Leistungsindikator GRI SRS-405-1: Diversität
Die berichtende Organisation muss folgende Informationen offenlegen:

a. Prozentsatz der Personen in den Kontrollorganen einer Organisation in jeder der folgenden Diversitätskategorien:
i. Geschlecht;
ii. Altersgruppe: unter 30 Jahre alt, 30-50 Jahre alt, über 50 Jahre alt;
iii. Gegebenenfalls andere Diversitätsindikatoren (wie z. B. Minderheiten oder schutzbedürftige Gruppen).

b. Prozentsatz der Angestellten pro Angestelltenkategorie in jeder der folgenden Diversitätskategorien:
i. Geschlecht;
ii. Altersgruppe: unter 30 Jahre alt, 30-50 Jahre alt, über 50 Jahre alt;
iii. Gegebenenfalls andere Diversitätsindikatoren (wie z. B. Minderheiten oder schutzbedürftige Gruppen).

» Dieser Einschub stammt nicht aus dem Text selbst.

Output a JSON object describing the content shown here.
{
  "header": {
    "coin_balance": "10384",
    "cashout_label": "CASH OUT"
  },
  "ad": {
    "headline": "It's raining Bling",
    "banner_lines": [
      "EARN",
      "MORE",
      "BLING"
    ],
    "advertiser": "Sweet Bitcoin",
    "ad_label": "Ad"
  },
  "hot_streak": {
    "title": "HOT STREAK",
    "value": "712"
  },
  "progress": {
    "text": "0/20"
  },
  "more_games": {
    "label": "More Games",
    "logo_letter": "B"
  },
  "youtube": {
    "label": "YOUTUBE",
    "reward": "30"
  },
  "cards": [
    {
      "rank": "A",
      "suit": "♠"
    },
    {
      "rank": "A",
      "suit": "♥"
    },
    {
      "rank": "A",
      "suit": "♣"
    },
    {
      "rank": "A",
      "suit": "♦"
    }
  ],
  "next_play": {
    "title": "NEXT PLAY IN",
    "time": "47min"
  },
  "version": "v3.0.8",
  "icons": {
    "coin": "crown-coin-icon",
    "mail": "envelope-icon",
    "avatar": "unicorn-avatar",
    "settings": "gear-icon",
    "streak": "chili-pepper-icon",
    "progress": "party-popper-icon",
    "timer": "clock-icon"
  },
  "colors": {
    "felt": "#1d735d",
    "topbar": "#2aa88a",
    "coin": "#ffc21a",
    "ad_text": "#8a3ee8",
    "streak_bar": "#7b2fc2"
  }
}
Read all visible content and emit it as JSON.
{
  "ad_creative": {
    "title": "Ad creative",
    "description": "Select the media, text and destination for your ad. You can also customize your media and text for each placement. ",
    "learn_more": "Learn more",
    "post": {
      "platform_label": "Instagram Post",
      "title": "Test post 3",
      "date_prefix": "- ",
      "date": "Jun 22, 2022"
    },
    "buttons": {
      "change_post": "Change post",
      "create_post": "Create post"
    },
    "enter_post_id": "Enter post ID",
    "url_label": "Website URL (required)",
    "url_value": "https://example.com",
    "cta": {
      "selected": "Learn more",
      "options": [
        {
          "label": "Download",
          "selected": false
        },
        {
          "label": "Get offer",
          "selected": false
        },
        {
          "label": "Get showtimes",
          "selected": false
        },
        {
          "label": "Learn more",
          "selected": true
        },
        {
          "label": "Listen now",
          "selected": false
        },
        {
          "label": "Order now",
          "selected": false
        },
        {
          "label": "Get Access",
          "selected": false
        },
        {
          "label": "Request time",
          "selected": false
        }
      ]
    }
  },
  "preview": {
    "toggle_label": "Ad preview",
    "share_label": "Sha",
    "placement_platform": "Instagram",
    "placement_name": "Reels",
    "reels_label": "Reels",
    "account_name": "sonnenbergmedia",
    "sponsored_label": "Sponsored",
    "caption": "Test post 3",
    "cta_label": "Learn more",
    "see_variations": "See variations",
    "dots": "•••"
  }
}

Der Verwaltungsrat der Sparkasse Pforzheim Calw besteht aus 18 Mitgliedern. Die Altersstruktur setzt sich wie folgt zusammen:
< 30 Jahre:  0
30 – 50 Jahre: 6 (6 Männer / 0 Frauen)
> 50 Jahre: 12 (10 Männer / 2 Frauen)  

Am 31.12.2019 beschäftigte die Sparkasse Pforzheim Calw 1 872 Mitarbeiterinnen und Mitarbeiter inkl. Auszubildende (692 Männer / 1 180 Frauen). Davon sind 209 Beschäftigte Führungskräfte. (81 % Männer / 19 % Frauen).  

Die Altersstruktur aller Mitarbeiterinnen und Mitarbeiter setzt sich wie folgt zusammen:
< 30 Jahre: 458 (35 % Männer / 65 % Frauen)
30 – 50 Jahre: 858 (37 % Männer / 63 % Frauen)
> 50 Jahre: 556 (38 % Männer / 62 % Frauen)   = 1 872
91 Mitarbeiterinnen befanden sich zum 31.12.2019 in Mutterschutz oder Elternzeit. 589 Mitarbeiterinnen und Mitarbeiter sind teilzeitbeschäftigt (4 % Männer / 96 % Frauen).

Leistungsindikator GRI SRS-406-1: Diskriminierungsvorfälle
Die berichtende Organisation muss folgende Informationen offenlegen:

a. Gesamtzahl der Diskriminierungsvorfälle während des Berichtszeitraums.

b. Status der Vorfälle und ergriffene Maßnahmen mit Bezug auf die folgenden Punkte:
i. Von der Organisation geprüfter Vorfall;
ii. Umgesetzte Abhilfepläne;
iii. Abhilfepläne, die umgesetzt wurden und deren Ergebnisse im Rahmen eines routinemäßigen internen Managementprüfverfahrens bewertet wurden;
iv. Vorfall ist nicht mehr Gegenstand einer Maßnahme oder Klage.

Es liegen keine Diskriminierungsfälle vor.